1日1 BADUI(ユーザインタフェースの失敗学)

押しても反応しないボタンがあるエレベータ

   

学生さんからタレコミされた,BADUI of the Year 2015を受賞しそうなレベルのエレベータのボタン.ここまで面白いものは久々に見たので,感激してしまいましたので紹介させていただきます.

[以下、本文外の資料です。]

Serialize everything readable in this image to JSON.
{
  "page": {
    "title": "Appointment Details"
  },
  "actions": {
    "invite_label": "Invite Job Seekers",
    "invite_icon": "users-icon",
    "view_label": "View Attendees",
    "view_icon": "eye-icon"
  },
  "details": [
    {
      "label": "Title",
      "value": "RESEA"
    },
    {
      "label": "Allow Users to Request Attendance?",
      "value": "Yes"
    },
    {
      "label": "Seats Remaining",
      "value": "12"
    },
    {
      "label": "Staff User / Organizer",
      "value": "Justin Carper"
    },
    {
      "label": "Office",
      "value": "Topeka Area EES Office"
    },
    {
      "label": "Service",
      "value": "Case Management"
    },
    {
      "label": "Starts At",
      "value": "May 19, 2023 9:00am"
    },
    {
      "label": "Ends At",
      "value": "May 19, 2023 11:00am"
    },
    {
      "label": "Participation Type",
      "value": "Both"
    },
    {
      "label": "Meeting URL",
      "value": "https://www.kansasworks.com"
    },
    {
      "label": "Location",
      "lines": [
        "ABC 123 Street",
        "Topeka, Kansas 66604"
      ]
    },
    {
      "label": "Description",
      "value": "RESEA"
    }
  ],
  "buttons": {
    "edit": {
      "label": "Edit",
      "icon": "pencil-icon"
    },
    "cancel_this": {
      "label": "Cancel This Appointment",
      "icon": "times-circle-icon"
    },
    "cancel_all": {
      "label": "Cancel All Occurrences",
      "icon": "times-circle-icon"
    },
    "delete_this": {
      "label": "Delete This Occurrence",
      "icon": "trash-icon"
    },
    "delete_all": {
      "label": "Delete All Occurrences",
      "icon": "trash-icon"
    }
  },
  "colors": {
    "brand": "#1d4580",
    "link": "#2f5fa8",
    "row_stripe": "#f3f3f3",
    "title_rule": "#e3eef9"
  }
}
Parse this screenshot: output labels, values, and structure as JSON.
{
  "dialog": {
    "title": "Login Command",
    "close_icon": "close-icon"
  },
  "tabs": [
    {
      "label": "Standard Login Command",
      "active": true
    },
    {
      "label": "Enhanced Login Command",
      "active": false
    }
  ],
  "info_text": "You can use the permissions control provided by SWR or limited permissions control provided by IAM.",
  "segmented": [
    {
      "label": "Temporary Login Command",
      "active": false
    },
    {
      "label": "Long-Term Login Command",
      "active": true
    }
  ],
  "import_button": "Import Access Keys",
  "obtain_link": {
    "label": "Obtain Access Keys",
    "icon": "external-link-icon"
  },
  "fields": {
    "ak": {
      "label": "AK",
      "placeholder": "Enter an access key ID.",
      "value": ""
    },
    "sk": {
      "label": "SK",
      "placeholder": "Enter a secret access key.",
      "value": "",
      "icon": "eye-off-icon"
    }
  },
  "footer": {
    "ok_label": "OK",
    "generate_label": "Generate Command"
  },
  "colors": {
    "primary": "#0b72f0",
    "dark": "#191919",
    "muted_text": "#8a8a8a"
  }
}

まずはそのエレベータのボタンをじっくり観察してみてください.

エレベータのボタン

エレベータのボタン

さて,このエレベータのボタン色々気になるところがあります.まず,「B2」と「B3」,「B4」,「開延長」,「ひらく」というボタンについては,同じボタンが左右に並んでいます.もしかしたら以前紹介したような,単に同じ機能のボタンが並んでいるものなのかもと思ってしまいますが,実を言うとこれそれそれ機能が違うものなのだそうで…

よく見ると,この「ひらく」というボタンの上に「正面」「背面」というラベルが付与されています.また,右側のB2の上には「背面」というラベルが貼ってあります.さて,どういうことでしょうか?

このエレベータ,正面と背面にそれぞれ開閉するドアがあるそうです.で,この正面というラベルが付与された「ひらく」を押し続けると正面のドアを,背面というラベルが付与された「ひらく」を押し続けると背面のドアを開け続けることができるそうです.つまり,ドアを開け続けようと思っていても,間違った方向のドア用の「ひらく」ボタンを押していると,誰が通ろうが気にせず閉まってしまうのだとか.現在どちらの向きなのかを把握し,適切な「ひらく」ボタンを押さないといけないという,なかなか難易度が高い面白いものです.

で,まぁこれだけならこれまで紹介してきたBADUIといい勝負だと思うのですが,ここからがこのエレベータのボタンの本領発揮です.実を言うと,このエレベータ,B2は正面のドアだけ,B4については背面のドアだけしか開かないそうです.つまり,B2に行こうと思って「背面」のラベルが貼られている右側の「B2」というボタンを押しても全くボタンが反応せず,左側の「B2」というボタンを押さなければならないのだとか.同じくB4についても,左側の「B4」というボタンを押しても反応せず,右側のボタンを押さなければならないのだとか.

行き先を指定するボタンで,正面・背面のひらくドアを指定しなければならず,さらにそこで間違った方向を指定してしまうとエレベータとして機能しないというなんとも困ったさんでした.このラベルが貼られているから(まぁ,こうしないと使えないから)なんとかなりますが,なんとも味わい深く面白いBADUIさんでした.

1つのボタンにして,階ごとにひらくドアを変えていけばよかったと思うんですけどね.まだまだこれから素敵なBADUIが登場するかもしれませんが,現時点での「BADUI of the Year 2015」の最有力候補の紹介でした.いやぁ,素敵です.